Já Leila Spadotti, pesquisadora do Ital, destaca o caráter multidisciplinar do projeto. “A troca de experiências entre professores, produtores e pesquisadores enriqueceu as discussões e ampliou a compreensão sobre os desafios e oportunidades da queijaria artesanal. Esse nivelamento será essencial para multiplicar o aprendizado em todo o Estado.”
O Ital participa da iniciativa por meio de seu Centro de Tecnologia de Laticínios, colocando à disposição sua reconhecida expertise. A expectativa é que os próximos treinamentos contem com especialistas franceses, fortalecendo ainda mais o intercâmbio técnico e cultural e trazendo referências da tradição europeia para impulsionar a produção local.
Fomento à produção artesanal e crescimento do setor
Os avanços na qualificação e na certificação já se refletem nos números do Serviço de Inspeção de São Paulo (SISP). No segmento industrial, o Estado conta atualmente com 97 queijarias registradas, aptas a comercializar seus produtos em todo o território paulista — em 2016, eram 70, o que representa um crescimento de cerca de 37%.

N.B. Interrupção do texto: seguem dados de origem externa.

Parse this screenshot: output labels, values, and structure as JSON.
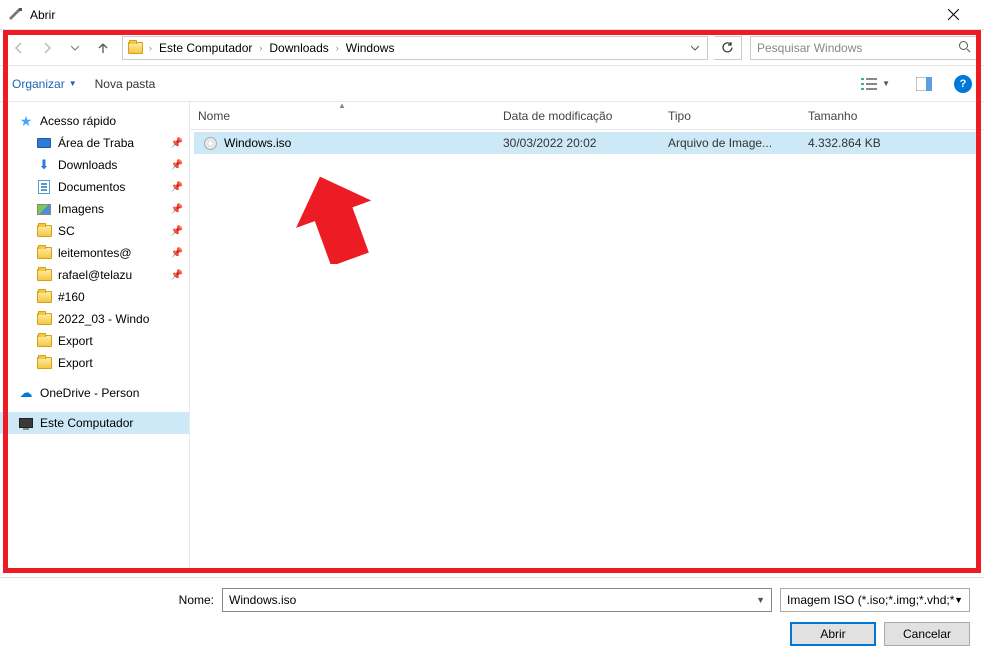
{
  "window": {
    "title": "Abrir"
  },
  "breadcrumb": {
    "items": [
      "Este Computador",
      "Downloads",
      "Windows"
    ]
  },
  "search": {
    "placeholder": "Pesquisar Windows"
  },
  "toolbar": {
    "organize": "Organizar",
    "new_folder": "Nova pasta"
  },
  "columns": {
    "name": "Nome",
    "date": "Data de modificação",
    "type": "Tipo",
    "size": "Tamanho"
  },
  "sidebar": {
    "quick_access": "Acesso rápido",
    "items": [
      "Área de Traba",
      "Downloads",
      "Documentos",
      "Imagens",
      "SC",
      "leitemontes@",
      "rafael@telazu",
      "#160",
      "2022_03 - Windo",
      "Export",
      "Export"
    ],
    "onedrive": "OneDrive - Person",
    "this_pc": "Este Computador"
  },
  "files": [
    {
      "name": "Windows.iso",
      "date": "30/03/2022 20:02",
      "type": "Arquivo de Image...",
      "size": "4.332.864 KB"
    }
  ],
  "footer": {
    "name_label": "Nome:",
    "filename": "Windows.iso",
    "filter": "Imagem ISO (*.iso;*.img;*.vhd;*",
    "open": "Abrir",
    "cancel": "Cancelar"
  }
}
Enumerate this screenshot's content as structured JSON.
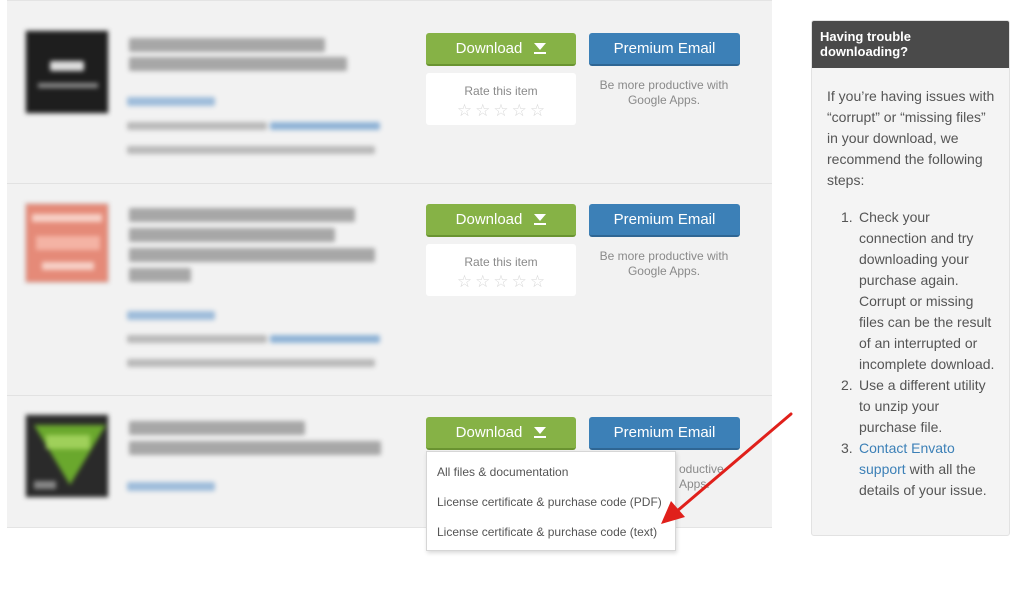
{
  "items": [
    {
      "download_label": "Download",
      "premium_label": "Premium Email",
      "rate_label": "Rate this item",
      "productive_text": "Be more productive with Google Apps.",
      "stars": [
        "☆",
        "☆",
        "☆",
        "☆",
        "☆"
      ]
    },
    {
      "download_label": "Download",
      "premium_label": "Premium Email",
      "rate_label": "Rate this item",
      "productive_text": "Be more productive with Google Apps.",
      "stars": [
        "☆",
        "☆",
        "☆",
        "☆",
        "☆"
      ]
    },
    {
      "download_label": "Download",
      "premium_label": "Premium Email",
      "productive_text": "oductive Apps."
    }
  ],
  "dropdown": {
    "options": [
      "All files & documentation",
      "License certificate & purchase code (PDF)",
      "License certificate & purchase code (text)"
    ]
  },
  "sidebar": {
    "title": "Having trouble downloading?",
    "intro": "If you’re having issues with “corrupt” or “missing files” in your download, we recommend the following steps:",
    "steps": [
      {
        "num": "1.",
        "text": "Check your connection and try downloading your purchase again. Corrupt or missing files can be the result of an interrupted or incomplete download."
      },
      {
        "num": "2.",
        "text": "Use a different utility to unzip your purchase file."
      },
      {
        "num": "3.",
        "link": "Contact Envato support",
        "text": " with all the details of your issue."
      }
    ]
  },
  "colors": {
    "download_green": "#86b246",
    "premium_blue": "#3c80b7",
    "sidebar_header": "#4a4a4a",
    "annotation_arrow": "#e0201b"
  },
  "icons": {
    "download_caret": "download-arrow-icon",
    "star": "star-icon",
    "annotation": "red-arrow-annotation"
  }
}
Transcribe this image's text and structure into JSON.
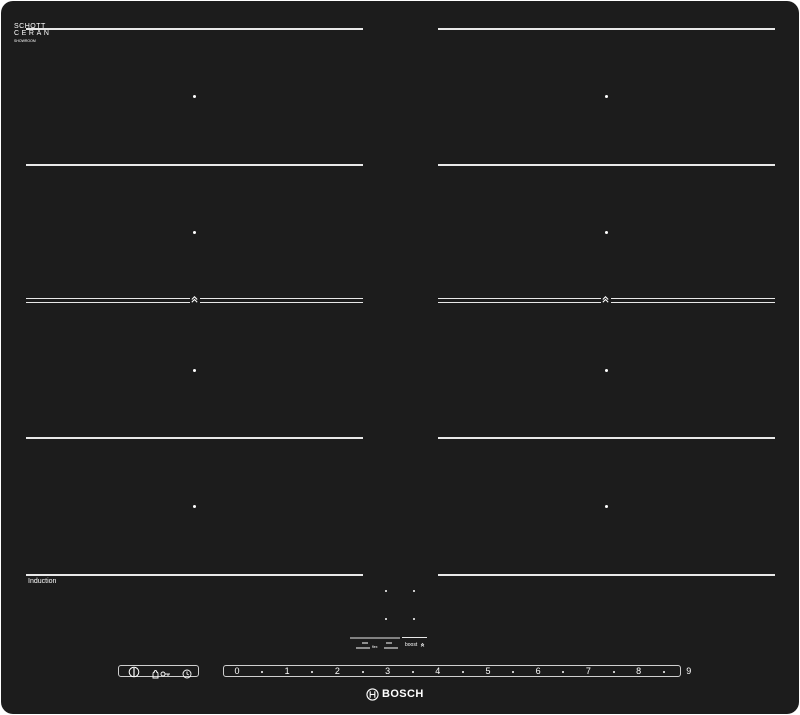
{
  "logo": {
    "line1": "SCHOTT",
    "line2": "CERAN",
    "line3": "SHOWROOM"
  },
  "zone_label": "Induction",
  "flex_label": "flex",
  "boost_label": "boost",
  "power_levels": [
    "0",
    "1",
    "2",
    "3",
    "4",
    "5",
    "6",
    "7",
    "8",
    "9"
  ],
  "brand": "BOSCH",
  "icons": {
    "power": "power-icon",
    "child_lock": "child-lock-icon",
    "key": "key-icon",
    "timer": "timer-icon",
    "boost": "boost-chevron-icon",
    "flex": "flex-zone-icon",
    "brand": "bosch-logo-icon"
  },
  "colors": {
    "surface": "#1c1c1c",
    "markings": "#e8e8e8"
  }
}
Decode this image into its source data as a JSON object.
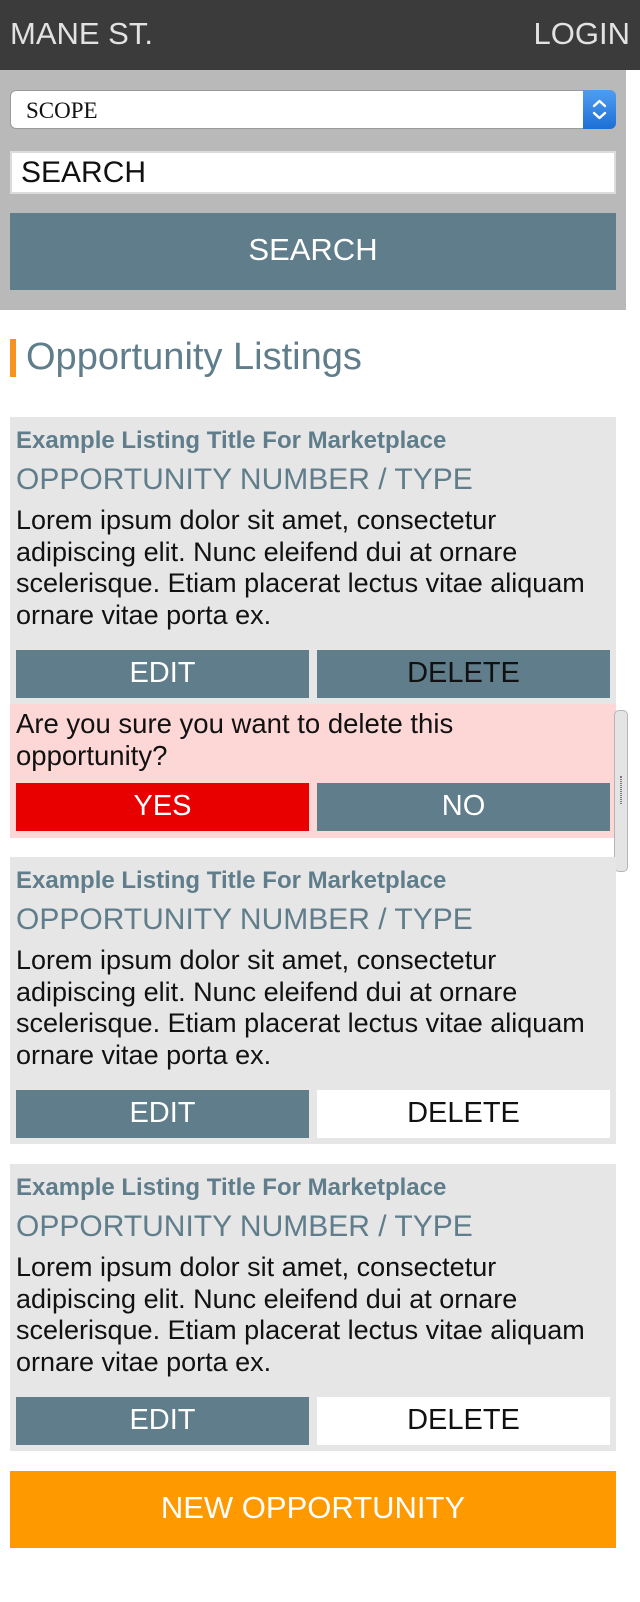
{
  "header": {
    "brand": "MANE ST.",
    "login_label": "LOGIN"
  },
  "search": {
    "scope_label": "SCOPE",
    "input_placeholder": "SEARCH",
    "button_label": "SEARCH"
  },
  "main": {
    "heading": "Opportunity Listings",
    "listings": [
      {
        "title": "Example Listing Title For Marketplace",
        "type": "OPPORTUNITY NUMBER / TYPE",
        "description": "Lorem ipsum dolor sit amet, consectetur adipiscing elit. Nunc eleifend dui at ornare scelerisque. Etiam placerat lectus vitae aliquam ornare vitae porta ex.",
        "edit_label": "EDIT",
        "delete_label": "DELETE"
      },
      {
        "title": "Example Listing Title For Marketplace",
        "type": "OPPORTUNITY NUMBER / TYPE",
        "description": "Lorem ipsum dolor sit amet, consectetur adipiscing elit. Nunc eleifend dui at ornare scelerisque. Etiam placerat lectus vitae aliquam ornare vitae porta ex.",
        "edit_label": "EDIT",
        "delete_label": "DELETE"
      },
      {
        "title": "Example Listing Title For Marketplace",
        "type": "OPPORTUNITY NUMBER / TYPE",
        "description": "Lorem ipsum dolor sit amet, consectetur adipiscing elit. Nunc eleifend dui at ornare scelerisque. Etiam placerat lectus vitae aliquam ornare vitae porta ex.",
        "edit_label": "EDIT",
        "delete_label": "DELETE"
      }
    ],
    "confirm": {
      "question": "Are you sure you want to delete this opportunity?",
      "yes_label": "YES",
      "no_label": "NO"
    },
    "new_button_label": "NEW OPPORTUNITY"
  },
  "colors": {
    "header_bg": "#3b3b3b",
    "panel_bg": "#b9b9b9",
    "primary": "#5f7d8b",
    "accent": "#f7931e",
    "danger": "#e80000",
    "confirm_bg": "#fdd6d6",
    "card_bg": "#e6e6e6",
    "new_button": "#ff9900"
  },
  "icons": {
    "scope_select": "chevron-up-down-icon",
    "scroll": "scroll-handle-icon"
  }
}
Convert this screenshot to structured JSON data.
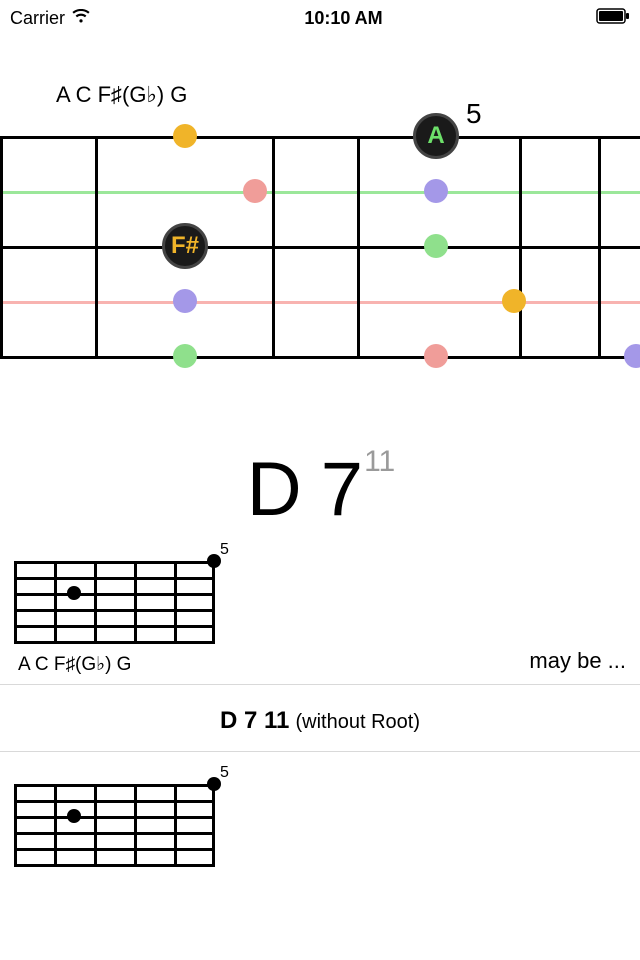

No segmento artesanal, o salto é ainda mais expressivo. Hoje, São Paulo registra 104 queijarias artesanais cadastradas no SISP, contra apenas 19 em 2016, um aumento superior a 400%. O crescimento reflete políticas de incentivo, modernização dos processos de inspeção e ampliação do acesso à certificação para pequenos produtores e agricultores familiares.
Agroturismo e valorização territorial: a Rota do Queijo Paulista
Outra frente estratégica é o lançamento da Rota do Queijo Paulista, iniciativa intersecretarial que conecta produção artesanal, turismo rural e gastronomia. A ação organiza oito rotas temáticas, reunindo 102 propriedades em 77 municípios, além de 17 experiências e destinos queijeiros, fortalecendo o empreendedorismo local e promovendo identidade territorial.
Inspirada nas rotas do vinho e do café, a Rota do Queijo integra fazendas, queijarias e destinos turísticos, estimulando o turismo rural — um dos segmentos que mais crescem no Estado — e ampliando oportunidades de geração de emprego e renda nos municípios participantes. O projeto envolve diferentes secretarias estaduais e a InvestSP, reforçando a articulação entre desenvolvimento econômico, cultura, turismo e agricultura.